04/29/2022 Online Meeting
7:00 PM
The Shame of Conjugal Sex and the Reproduction of Whiteness in Shakespeare’s Sonnets
Melissa Sanchez, University of Pennsylvania
Abstract

Abstract

This chapter traces the effects of Pauline and Augustinian soteriology on Protestant views of marriage. The Protestant Reformation is conventionally understood as elevating conjugal love above the lifelong celibacy privileged by the Catholic Church. But this redemptive vision of companionate marriage overlooks a key argument of leading reformers like Luther and Calvin: both deemed marriage superior to celibacy not because marriage sanctifies shameful creaturely desires, but because it publicly acknowledges them. This view of marriage as humbling confession of impurity runs counter to the ideals of contemporary white evangelical culture as well—and has been inscribed as law by the U.S. Supreme Court in Obergefell v. Hodges, in which both the majority and the dissent agreed that that marriage is a unique expression of love and dignity. By contrast, Protestant anxiety that nuptial sex shares the excess and indignity of fornication structures the sexual and racial fantasies of Shakespeare’s Sonnets. When Shakespeare’s procreation sonnets cast poetry as a reproductive technology free of the contamination of lust, they valorize not only same-sex desire but also the preservation of specifically “fair”—white—life. We thus find in these poems an early instance of the struggle to reconcile the Protestant conviction of the shame of conjugal sex with a secular valorization of the reproduction of whiteness.

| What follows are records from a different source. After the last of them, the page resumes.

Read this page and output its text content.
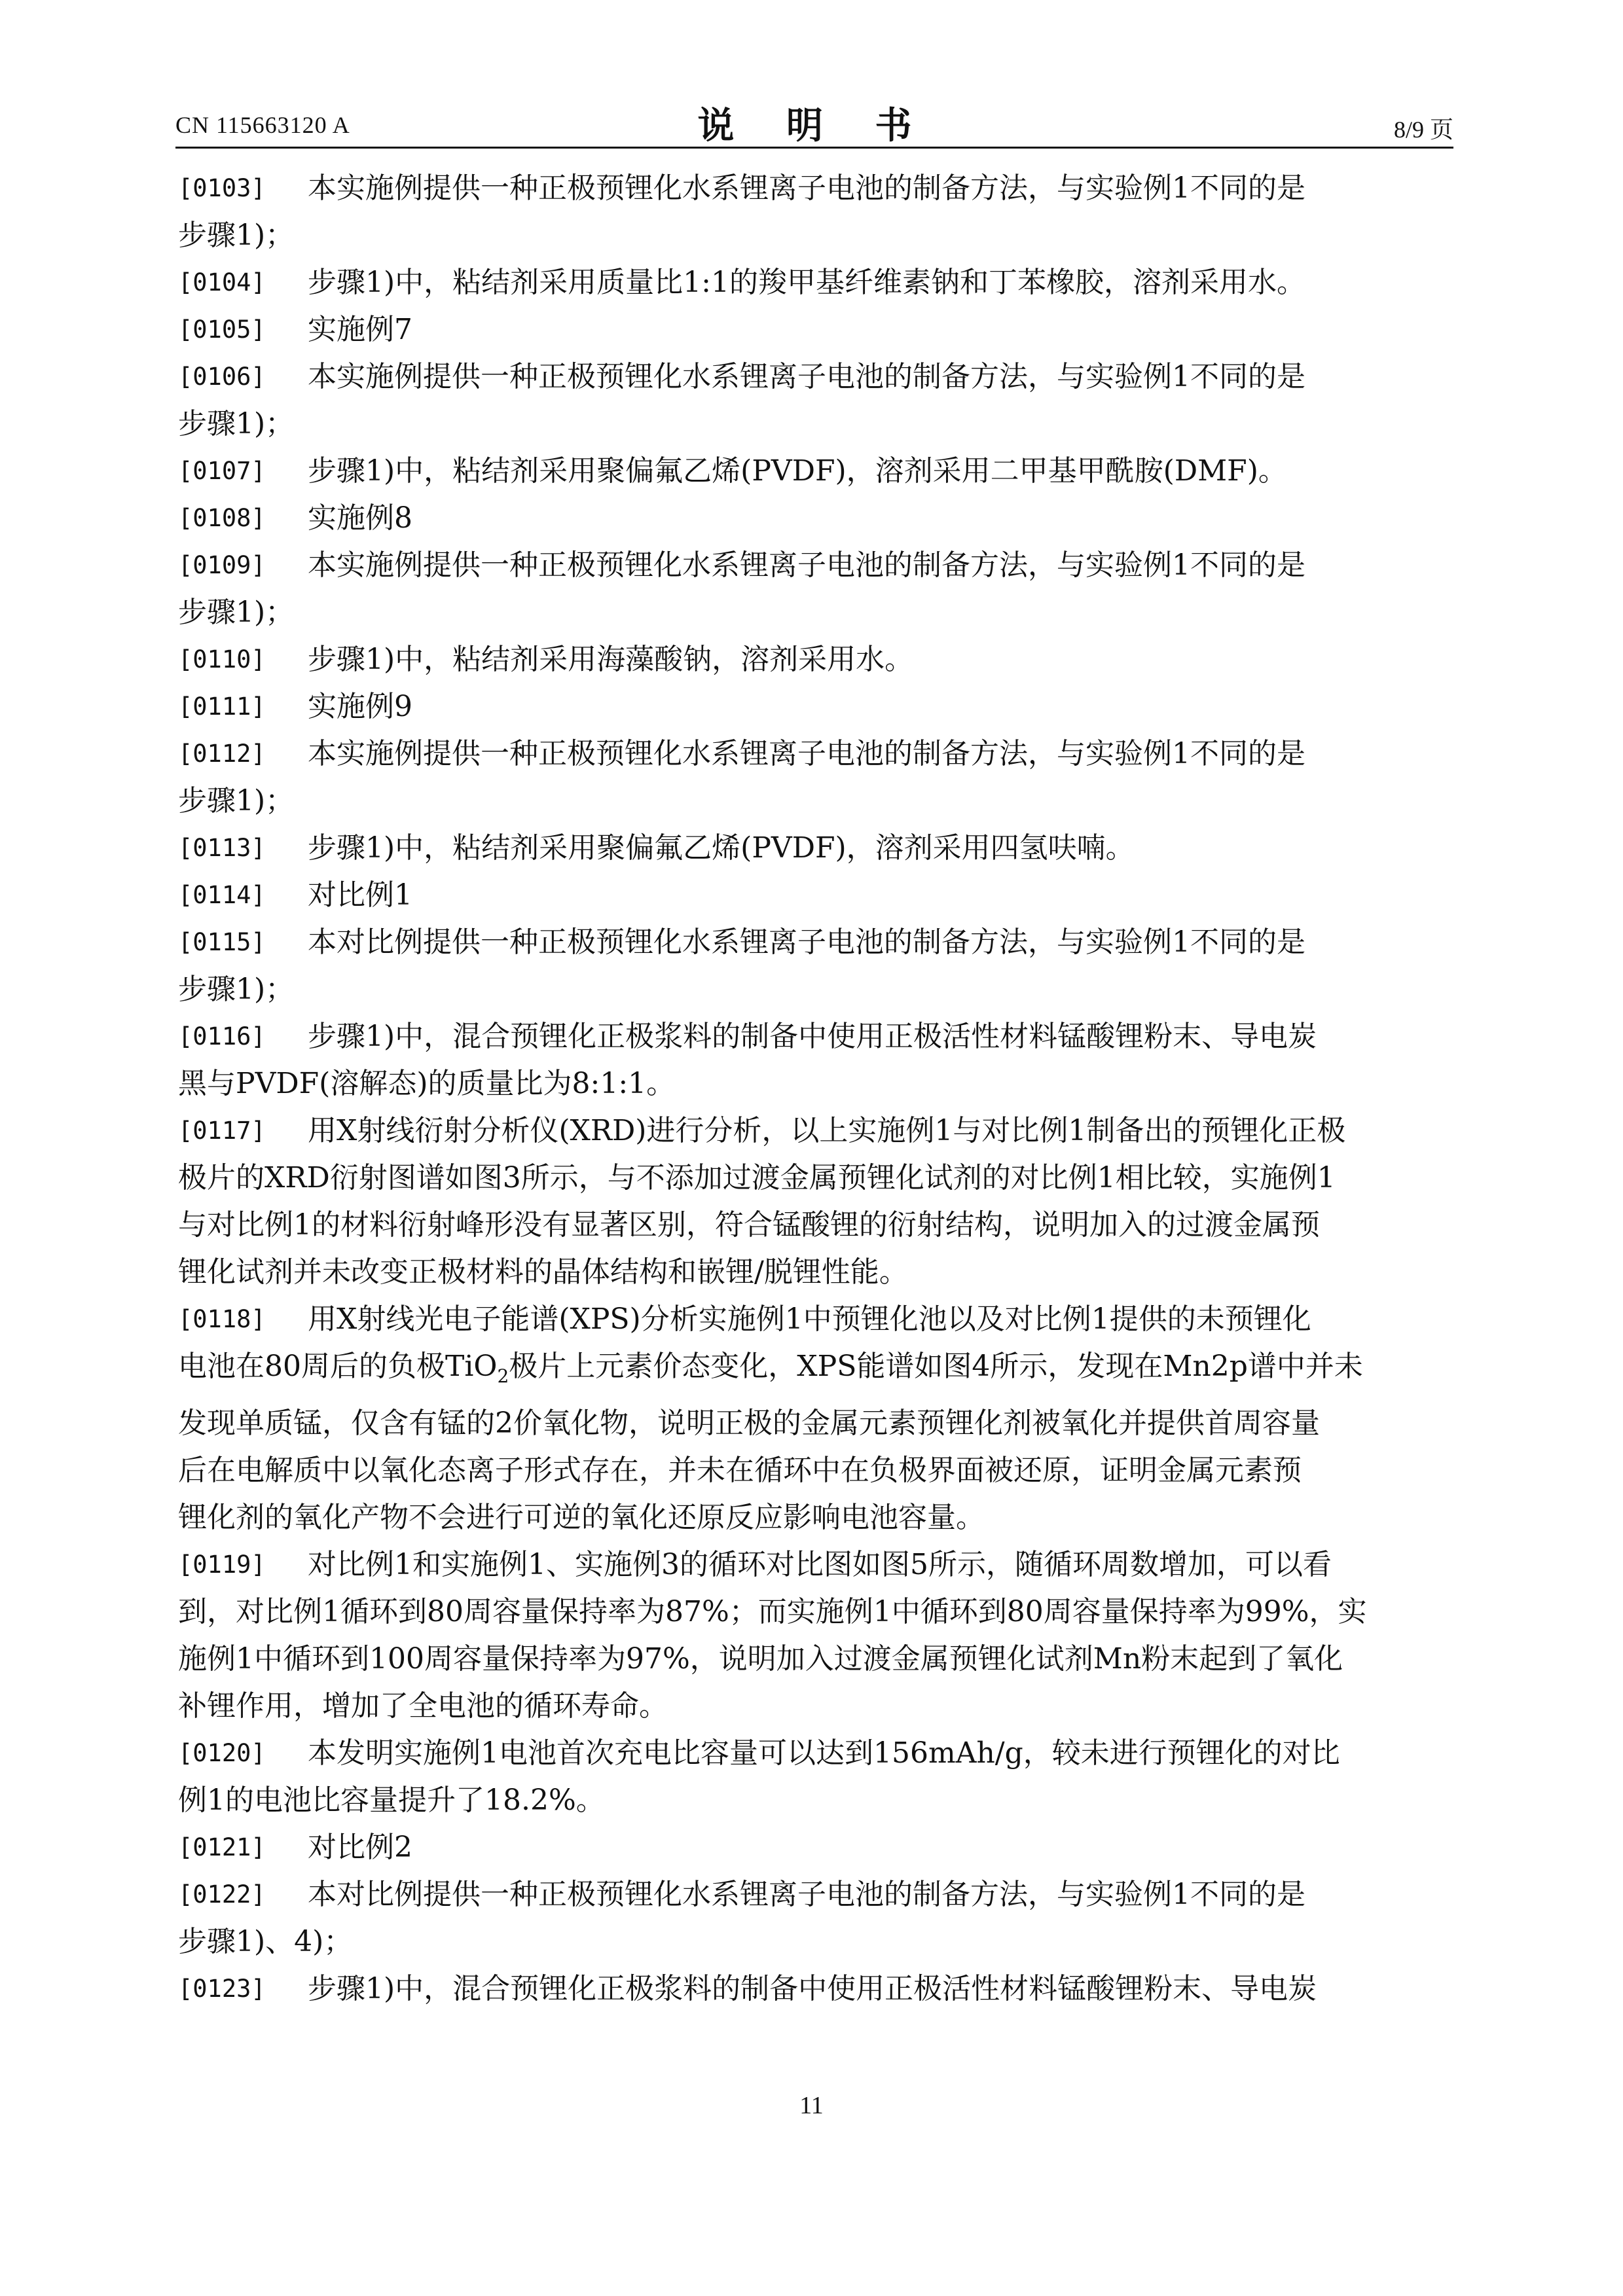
CN 115663120 A	说 明 书	8/9 页
[0103]	本实施例提供一种正极预锂化水系锂离子电池的制备方法，与实验例1不同的是
步骤1)；
[0104]	步骤1)中，粘结剂采用质量比1:1的羧甲基纤维素钠和丁苯橡胶，溶剂采用水。
[0105]	实施例7
[0106]	本实施例提供一种正极预锂化水系锂离子电池的制备方法，与实验例1不同的是
步骤1)；
[0107]	步骤1)中，粘结剂采用聚偏氟乙烯(PVDF)，溶剂采用二甲基甲酰胺(DMF)。
[0108]	实施例8
[0109]	本实施例提供一种正极预锂化水系锂离子电池的制备方法，与实验例1不同的是
步骤1)；
[0110]	步骤1)中，粘结剂采用海藻酸钠，溶剂采用水。
[0111]	实施例9
[0112]	本实施例提供一种正极预锂化水系锂离子电池的制备方法，与实验例1不同的是
步骤1)；
[0113]	步骤1)中，粘结剂采用聚偏氟乙烯(PVDF)，溶剂采用四氢呋喃。
[0114]	对比例1
[0115]	本对比例提供一种正极预锂化水系锂离子电池的制备方法，与实验例1不同的是
步骤1)；
[0116]	步骤1)中，混合预锂化正极浆料的制备中使用正极活性材料锰酸锂粉末、导电炭
黑与PVDF(溶解态)的质量比为8:1:1。
[0117]	用X射线衍射分析仪(XRD)进行分析，以上实施例1与对比例1制备出的预锂化正极
极片的XRD衍射图谱如图3所示，与不添加过渡金属预锂化试剂的对比例1相比较，实施例1
与对比例1的材料衍射峰形没有显著区别，符合锰酸锂的衍射结构，说明加入的过渡金属预
锂化试剂并未改变正极材料的晶体结构和嵌锂/脱锂性能。
[0118]	用X射线光电子能谱(XPS)分析实施例1中预锂化池以及对比例1提供的未预锂化
电池在80周后的负极TiO$_2$极片上元素价态变化，XPS能谱如图4所示，发现在Mn2p谱中并未
发现单质锰，仅含有锰的2价氧化物，说明正极的金属元素预锂化剂被氧化并提供首周容量
后在电解质中以氧化态离子形式存在，并未在循环中在负极界面被还原，证明金属元素预
锂化剂的氧化产物不会进行可逆的氧化还原反应影响电池容量。
[0119]	对比例1和实施例1、实施例3的循环对比图如图5所示，随循环周数增加，可以看
到，对比例1循环到80周容量保持率为87%；而实施例1中循环到80周容量保持率为99%，实
施例1中循环到100周容量保持率为97%，说明加入过渡金属预锂化试剂Mn粉末起到了氧化
补锂作用，增加了全电池的循环寿命。
[0120]	本发明实施例1电池首次充电比容量可以达到156mAh/g，较未进行预锂化的对比
例1的电池比容量提升了18.2%。
[0121]	对比例2
[0122]	本对比例提供一种正极预锂化水系锂离子电池的制备方法，与实验例1不同的是
步骤1)、4)；
[0123]	步骤1)中，混合预锂化正极浆料的制备中使用正极活性材料锰酸锂粉末、导电炭
11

Notes: Bernard and Gloria Beckerman Memorial Lecture
05/13/2022 Online Meeting
7:00 PM
Sex, Violence, Silence and Othello
David Sterling Brown, Binghamton University, SUNY; ACLS/Mellon Scholars and Society Fellow in residence with The Racial Imaginary Institute
Abstract

Abstract

This talk reflects on the psychological, emotional and physical consequences of different types of violence in and beyond Othello—that is to say, in contemporary times. I argue that the white identity formation process itself, and more importantly and harmfully, allegiance to its ideals, inherently impedes racial equality; the white identity formation process itself works to reify white superiority in overt and covert ways. This is especially evident as I read the figure of Iago in relationship to other characters in the play, especially the play’s male figures who become targets of his sexual violence. Furthermore, I use Othello to reflect on how early modern drama can amplify the “white voice,” a concept Jennifer Stoever and I examine in Shakespeare Studies (vol. 50, Autumn 2022); and within this talk I accentuate the personal-critical-experiential to consider the Black (male) Shakespearean voice and how it, too, can be subject to white violence.